This folder contains the data behind the story Why Classic Rock Isn’t What It Used To Be.
Each line represents a play of a song on a radio station.
- The first element, RAW_SONG, is the song text scraped from the radio station
- The second element, Song Clean, is the song's title. It's been made so that all versions
of the RAW_SONG — be they (live) or spelled differently point to the same text in this
field. So even if we scraped "{Don't Fear} The Reaper" or "(Don't Fear) The Reaper" or merely "The Reaper" by Blue Oyster Cult, the text in Song Clean is always "(Don't Fear) The Reaper" - The third element, RAW_ARTIST, is the artist text scraped from the radio station
- The fourth element, ARTIST CLEAN, is a unified version of Raw Artist. So even if we scraped "Blue Öyster Cult" or "Blue Oyster Cult" or "Blue ?yster Cult", this field would always read as "Blue Oyster Cult".
- The fifth element is that station callsign of the song play
- The sixth element is time the song was pulled. Python measures time as seconds since January 1, 1970.
- The seventh element is a unique ID assigned to each play, formed by the callsign of the station that played it and a four digit number, where 0001 is the last song played on the station in our set and the highest number is the first song we pulled, if you want to order them.
- The eight element combines Song Clean and ARTIST CLEAN. It can be used for connecting this data set to the dataset of unique songs.

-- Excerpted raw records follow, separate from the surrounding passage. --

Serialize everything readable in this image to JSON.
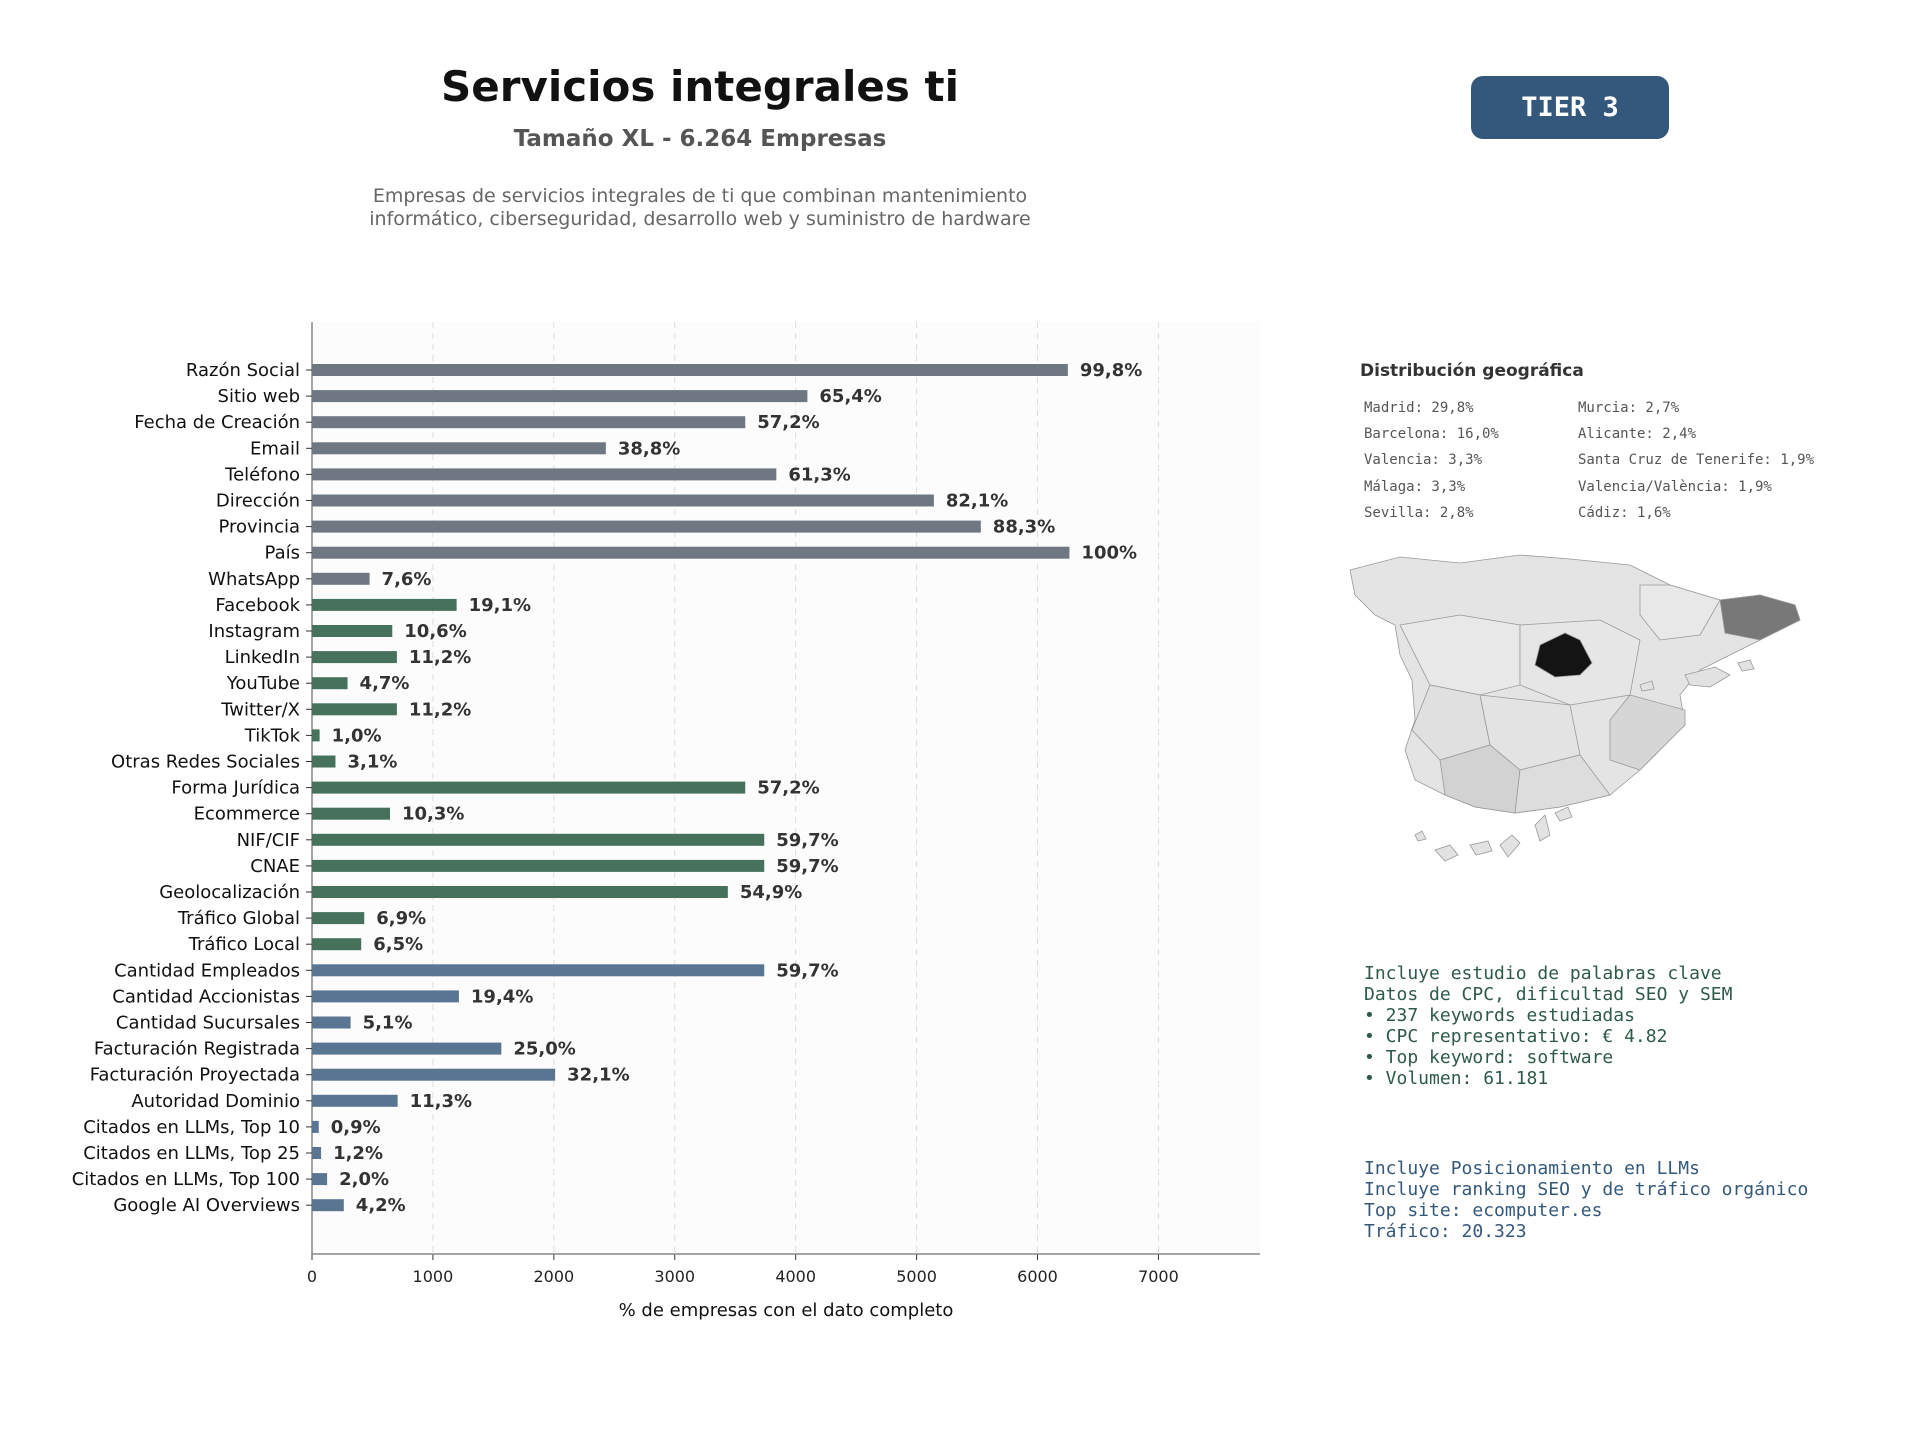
{
  "header": {
    "title": "Servicios integrales ti",
    "subtitle": "Tamaño XL - 6.264 Empresas",
    "description_lines": [
      "Empresas de servicios integrales de ti que combinan mantenimiento",
      "informático, ciberseguridad, desarrollo web y suministro de hardware"
    ],
    "badge": "TIER 3"
  },
  "colors": {
    "gray": "#6e7782",
    "green": "#46725d",
    "blue": "#5a7592",
    "badge": "#34587c"
  },
  "chart_data": {
    "type": "bar",
    "orientation": "horizontal",
    "xlabel": "% de empresas con el dato completo",
    "xlim": [
      0,
      7840
    ],
    "xticks": [
      0,
      1000,
      2000,
      3000,
      4000,
      5000,
      6000,
      7000
    ],
    "grid": "vertical dashed",
    "categories": [
      "Razón Social",
      "Sitio web",
      "Fecha de Creación",
      "Email",
      "Teléfono",
      "Dirección",
      "Provincia",
      "País",
      "WhatsApp",
      "Facebook",
      "Instagram",
      "LinkedIn",
      "YouTube",
      "Twitter/X",
      "TikTok",
      "Otras Redes Sociales",
      "Forma Jurídica",
      "Ecommerce",
      "NIF/CIF",
      "CNAE",
      "Geolocalización",
      "Tráfico Global",
      "Tráfico Local",
      "Cantidad Empleados",
      "Cantidad Accionistas",
      "Cantidad Sucursales",
      "Facturación Registrada",
      "Facturación Proyectada",
      "Autoridad Dominio",
      "Citados en LLMs, Top 10",
      "Citados en LLMs, Top 25",
      "Citados en LLMs, Top 100",
      "Google AI Overviews"
    ],
    "values": [
      6251,
      4097,
      3583,
      2430,
      3840,
      5143,
      5531,
      6264,
      476,
      1196,
      664,
      702,
      294,
      702,
      63,
      194,
      3583,
      645,
      3740,
      3740,
      3439,
      432,
      407,
      3740,
      1215,
      319,
      1566,
      2011,
      708,
      56,
      75,
      125,
      263
    ],
    "labels": [
      "99,8%",
      "65,4%",
      "57,2%",
      "38,8%",
      "61,3%",
      "82,1%",
      "88,3%",
      "100%",
      "7,6%",
      "19,1%",
      "10,6%",
      "11,2%",
      "4,7%",
      "11,2%",
      "1,0%",
      "3,1%",
      "57,2%",
      "10,3%",
      "59,7%",
      "59,7%",
      "54,9%",
      "6,9%",
      "6,5%",
      "59,7%",
      "19,4%",
      "5,1%",
      "25,0%",
      "32,1%",
      "11,3%",
      "0,9%",
      "1,2%",
      "2,0%",
      "4,2%"
    ],
    "groups": [
      "gray",
      "gray",
      "gray",
      "gray",
      "gray",
      "gray",
      "gray",
      "gray",
      "gray",
      "green",
      "green",
      "green",
      "green",
      "green",
      "green",
      "green",
      "green",
      "green",
      "green",
      "green",
      "green",
      "green",
      "green",
      "blue",
      "blue",
      "blue",
      "blue",
      "blue",
      "blue",
      "blue",
      "blue",
      "blue",
      "blue"
    ]
  },
  "geo": {
    "title": "Distribución geográfica",
    "col1": [
      "Madrid: 29,8%",
      "Barcelona: 16,0%",
      "Valencia: 3,3%",
      "Málaga: 3,3%",
      "Sevilla: 2,8%"
    ],
    "col2": [
      "Murcia: 2,7%",
      "Alicante: 2,4%",
      "Santa Cruz de Tenerife: 1,9%",
      "Valencia/València: 1,9%",
      "Cádiz: 1,6%"
    ]
  },
  "keywords": {
    "lines": [
      "Incluye estudio de palabras clave",
      "Datos de CPC, dificultad SEO y SEM",
      "",
      "• 237 keywords estudiadas",
      "• CPC representativo: € 4.82",
      "• Top keyword: software",
      "• Volumen: 61.181"
    ]
  },
  "llm": {
    "lines": [
      "Incluye Posicionamiento en LLMs",
      "Incluye ranking SEO y de tráfico orgánico",
      "",
      "Top site: ecomputer.es",
      "Tráfico: 20.323"
    ]
  }
}
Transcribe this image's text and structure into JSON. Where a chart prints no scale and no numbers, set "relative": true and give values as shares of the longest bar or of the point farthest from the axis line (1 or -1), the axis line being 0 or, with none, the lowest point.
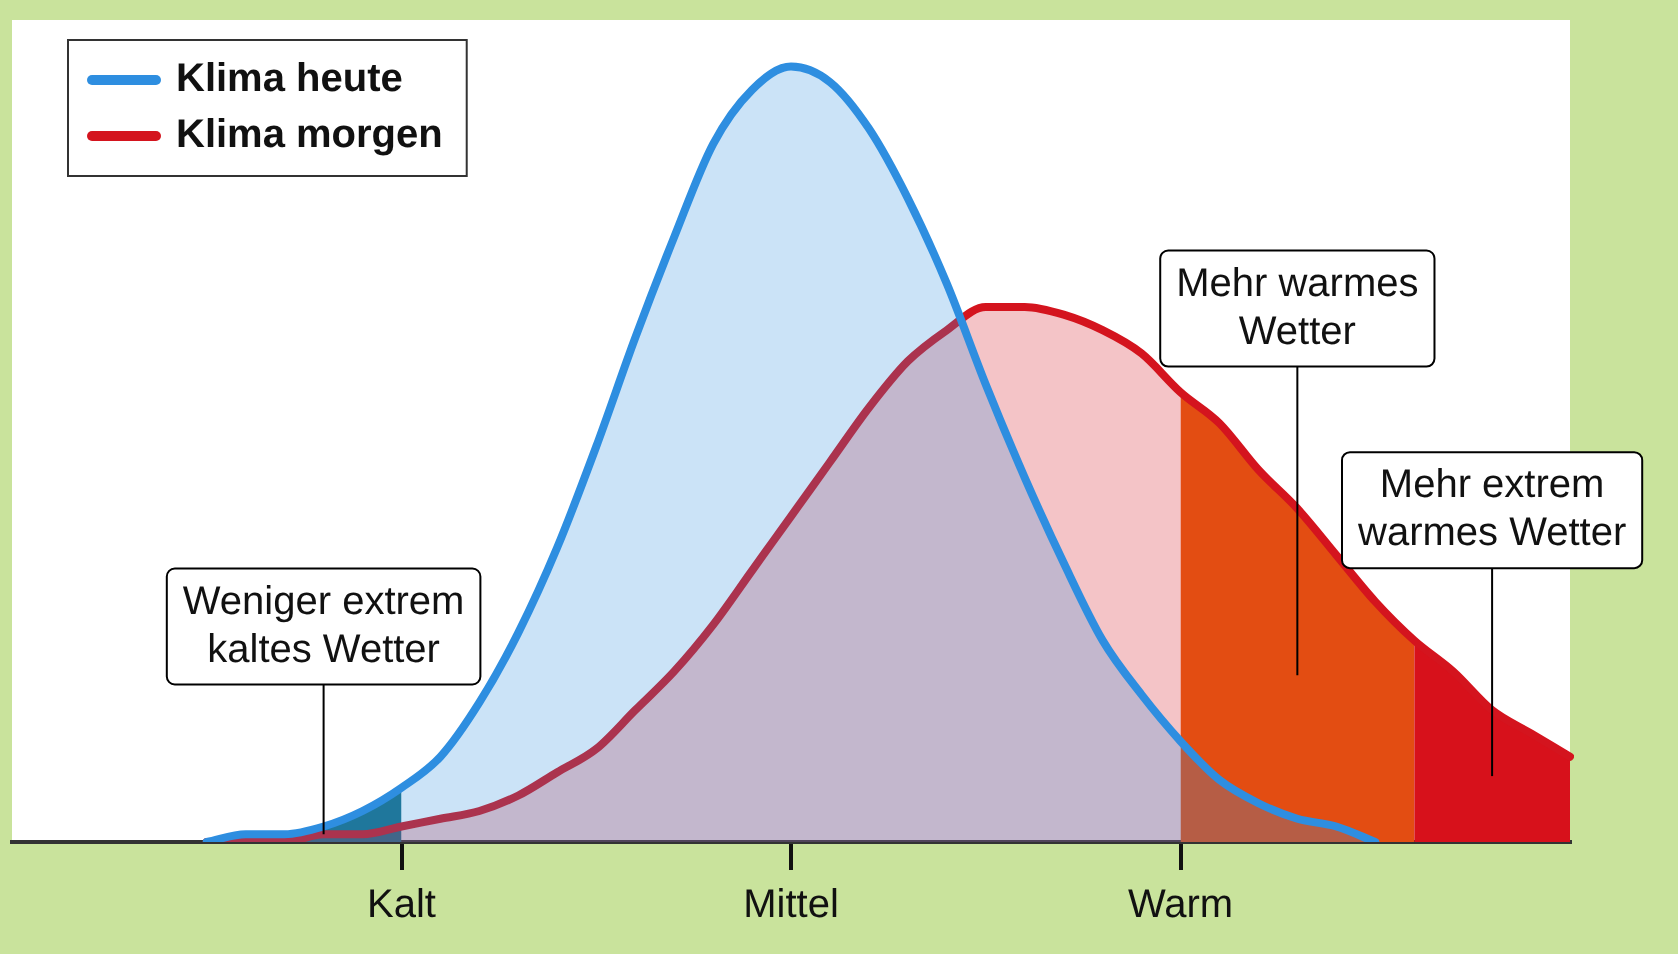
{
  "chart_data": {
    "type": "area",
    "relative": true,
    "legend": "top left",
    "categories": [
      null,
      null,
      null,
      null,
      null,
      null,
      null,
      null,
      null,
      null,
      "Kalt",
      null,
      null,
      null,
      null,
      null,
      null,
      null,
      null,
      null,
      "Mittel",
      null,
      null,
      null,
      null,
      null,
      null,
      null,
      null,
      null,
      "Warm",
      null,
      null,
      null,
      null,
      null,
      null,
      null,
      null,
      null,
      null
    ],
    "series": [
      {
        "name": "Klima heute",
        "color": "#2e8ee0",
        "values": [
          null,
          null,
          null,
          null,
          null,
          0,
          0.01,
          0.01,
          0.02,
          0.04,
          0.07,
          0.11,
          0.18,
          0.27,
          0.38,
          0.51,
          0.65,
          0.78,
          0.9,
          0.97,
          1,
          0.98,
          0.92,
          0.83,
          0.72,
          0.59,
          0.47,
          0.36,
          0.26,
          0.19,
          0.13,
          0.08,
          0.05,
          0.03,
          0.02,
          0,
          null,
          null,
          null,
          null,
          null
        ]
      },
      {
        "name": "Klima morgen",
        "color": "#d4141e",
        "values": [
          null,
          null,
          null,
          null,
          null,
          0,
          0,
          0,
          0.01,
          0.01,
          0.02,
          0.03,
          0.04,
          0.06,
          0.09,
          0.12,
          0.17,
          0.22,
          0.28,
          0.35,
          0.42,
          0.49,
          0.56,
          0.62,
          0.66,
          0.69,
          0.69,
          0.68,
          0.66,
          0.63,
          0.58,
          0.54,
          0.48,
          0.43,
          0.37,
          0.31,
          0.26,
          0.22,
          0.17,
          0.14,
          0.11
        ]
      },
      {
        "color": "#1a6f86",
        "values": [
          null,
          null,
          null,
          null,
          null,
          0,
          0.01,
          0.01,
          0.02,
          0.04,
          0.07,
          null,
          null,
          null,
          null,
          null,
          null,
          null,
          null,
          null,
          null,
          null,
          null,
          null,
          null,
          null,
          null,
          null,
          null,
          null,
          null,
          null,
          null,
          null,
          null,
          null,
          null,
          null,
          null,
          null,
          null
        ]
      },
      {
        "color": "#e8600e",
        "values": [
          null,
          null,
          null,
          null,
          null,
          null,
          null,
          null,
          null,
          null,
          null,
          null,
          null,
          null,
          null,
          null,
          null,
          null,
          null,
          null,
          null,
          null,
          null,
          null,
          null,
          null,
          null,
          null,
          null,
          null,
          0.58,
          0.54,
          0.48,
          0.43,
          0.37,
          0.31,
          0.26,
          null,
          null,
          null,
          null
        ]
      },
      {
        "color": "#d8101a",
        "values": [
          null,
          null,
          null,
          null,
          null,
          null,
          null,
          null,
          null,
          null,
          null,
          null,
          null,
          null,
          null,
          null,
          null,
          null,
          null,
          null,
          null,
          null,
          null,
          null,
          null,
          null,
          null,
          null,
          null,
          null,
          null,
          null,
          null,
          null,
          null,
          null,
          0.26,
          0.22,
          0.17,
          0.14,
          0.11
        ]
      }
    ],
    "annotations": [
      "Weniger extrem kaltes Wetter",
      "Mehr warmes Wetter",
      "Mehr extrem warmes Wetter"
    ]
  }
}
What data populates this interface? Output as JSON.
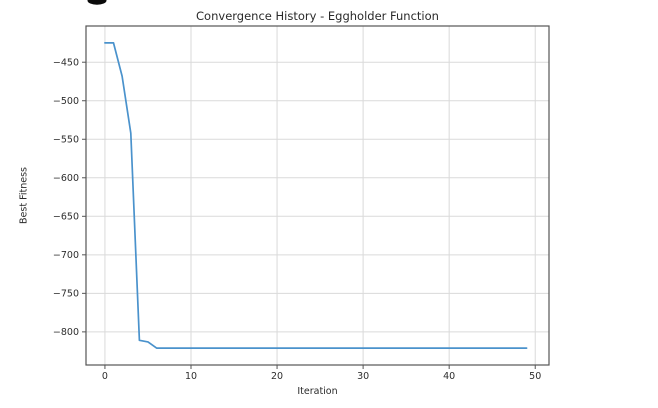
{
  "artifact": {
    "description": "black fragment of cut-off text at top edge",
    "color": "#0b0b0b"
  },
  "chart_data": {
    "type": "line",
    "title": "Convergence History - Eggholder Function",
    "xlabel": "Iteration",
    "ylabel": "Best Fitness",
    "x": [
      0,
      1,
      2,
      3,
      4,
      5,
      6,
      7,
      8,
      9,
      10,
      11,
      12,
      13,
      14,
      15,
      16,
      17,
      18,
      19,
      20,
      21,
      22,
      23,
      24,
      25,
      26,
      27,
      28,
      29,
      30,
      31,
      32,
      33,
      34,
      35,
      36,
      37,
      38,
      39,
      40,
      41,
      42,
      43,
      44,
      45,
      46,
      47,
      48,
      49
    ],
    "values": [
      -425,
      -425,
      -468,
      -542,
      -811,
      -813,
      -821,
      -821,
      -821,
      -821,
      -821,
      -821,
      -821,
      -821,
      -821,
      -821,
      -821,
      -821,
      -821,
      -821,
      -821,
      -821,
      -821,
      -821,
      -821,
      -821,
      -821,
      -821,
      -821,
      -821,
      -821,
      -821,
      -821,
      -821,
      -821,
      -821,
      -821,
      -821,
      -821,
      -821,
      -821,
      -821,
      -821,
      -821,
      -821,
      -821,
      -821,
      -821,
      -821,
      -821
    ],
    "xticks": [
      0,
      10,
      20,
      30,
      40,
      50
    ],
    "yticks": [
      -450,
      -500,
      -550,
      -600,
      -650,
      -700,
      -750,
      -800
    ],
    "xlim": [
      -2.2,
      51.6
    ],
    "ylim": [
      -843,
      -403
    ],
    "grid": true,
    "legend": "none",
    "line_color": "#4a92cc",
    "spine_color": "#555555",
    "grid_color": "#dadada",
    "tick_color": "#555555",
    "text_color": "#2e2e2e"
  }
}
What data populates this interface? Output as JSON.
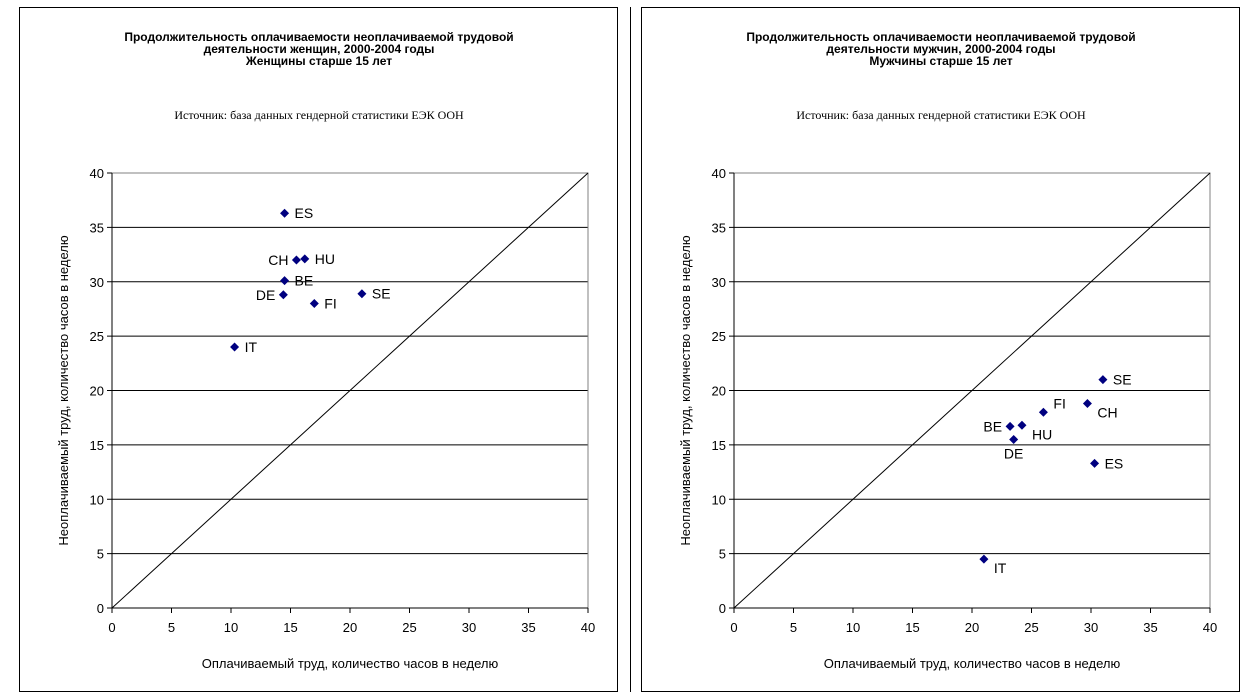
{
  "chart_data": [
    {
      "type": "scatter",
      "title": [
        "Продолжительность оплачиваемости неоплачиваемой трудовой",
        "деятельности женщин, 2000-2004 годы",
        "Женщины старше 15 лет"
      ],
      "source": "Источник:  база данных гендерной статистики ЕЭК ООН",
      "xlabel": "Оплачиваемый труд, количество часов в неделю",
      "ylabel": "Неоплачиваемый труд, количество часов в неделю",
      "xlim": [
        0,
        40
      ],
      "ylim": [
        0,
        40
      ],
      "xticks": [
        0,
        5,
        10,
        15,
        20,
        25,
        30,
        35,
        40
      ],
      "yticks": [
        0,
        5,
        10,
        15,
        20,
        25,
        30,
        35,
        40
      ],
      "grid": "horizontal",
      "diagonal": true,
      "marker_color": "#000080",
      "points": [
        {
          "label": "ES",
          "x": 14.5,
          "y": 36.3,
          "label_pos": "right"
        },
        {
          "label": "CH",
          "x": 15.5,
          "y": 32.0,
          "label_pos": "left"
        },
        {
          "label": "HU",
          "x": 16.2,
          "y": 32.1,
          "label_pos": "right"
        },
        {
          "label": "BE",
          "x": 14.5,
          "y": 30.1,
          "label_pos": "right"
        },
        {
          "label": "DE",
          "x": 14.4,
          "y": 28.8,
          "label_pos": "left"
        },
        {
          "label": "FI",
          "x": 17.0,
          "y": 28.0,
          "label_pos": "right"
        },
        {
          "label": "SE",
          "x": 21.0,
          "y": 28.9,
          "label_pos": "right"
        },
        {
          "label": "IT",
          "x": 10.3,
          "y": 24.0,
          "label_pos": "right"
        }
      ]
    },
    {
      "type": "scatter",
      "title": [
        "Продолжительность оплачиваемости неоплачиваемой трудовой",
        "деятельности мужчин, 2000-2004 годы",
        "Мужчины старше 15 лет"
      ],
      "source": "Источник:  база данных гендерной статистики ЕЭК ООН",
      "xlabel": "Оплачиваемый труд, количество часов в неделю",
      "ylabel": "Неоплачиваемый труд, количество часов в неделю",
      "xlim": [
        0,
        40
      ],
      "ylim": [
        0,
        40
      ],
      "xticks": [
        0,
        5,
        10,
        15,
        20,
        25,
        30,
        35,
        40
      ],
      "yticks": [
        0,
        5,
        10,
        15,
        20,
        25,
        30,
        35,
        40
      ],
      "grid": "horizontal",
      "diagonal": true,
      "marker_color": "#000080",
      "points": [
        {
          "label": "SE",
          "x": 31.0,
          "y": 21.0,
          "label_pos": "right"
        },
        {
          "label": "FI",
          "x": 26.0,
          "y": 18.0,
          "label_pos": "above-right"
        },
        {
          "label": "CH",
          "x": 29.7,
          "y": 18.8,
          "label_pos": "below-right"
        },
        {
          "label": "BE",
          "x": 23.2,
          "y": 16.7,
          "label_pos": "left"
        },
        {
          "label": "HU",
          "x": 24.2,
          "y": 16.8,
          "label_pos": "below-right"
        },
        {
          "label": "DE",
          "x": 23.5,
          "y": 15.5,
          "label_pos": "below"
        },
        {
          "label": "ES",
          "x": 30.3,
          "y": 13.3,
          "label_pos": "right"
        },
        {
          "label": "IT",
          "x": 21.0,
          "y": 4.5,
          "label_pos": "below-right"
        }
      ]
    }
  ]
}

- The ninth element is a zero or one used to find if this is the first mention of a given song, it's pretty pointless.
classic-rock-song-list:
Each line represents one song in the set
- Song Clean is the name of the song
- ARTIST CLEAN is the name of the artist
- Release Year is the release year, according to SongFacts. If there isn't a listed year, I couldn't find an entry for the song on SongFacts
- COMBINED is the combined song and artist and can be used to connect this dataset to classic-rock-raw-data
- First? is always 1
- Year? is 1 if there was a found year and 0 if no year was found
- PlayCount is the number of plays of the song across all stations.
- F*G is the number of plays of the song across all stations, if a year was found.
radio.py
is the program to scrape the data from radio sites.
compiling_radio.py
is the program to consolidate the output of radio.py into one file per station.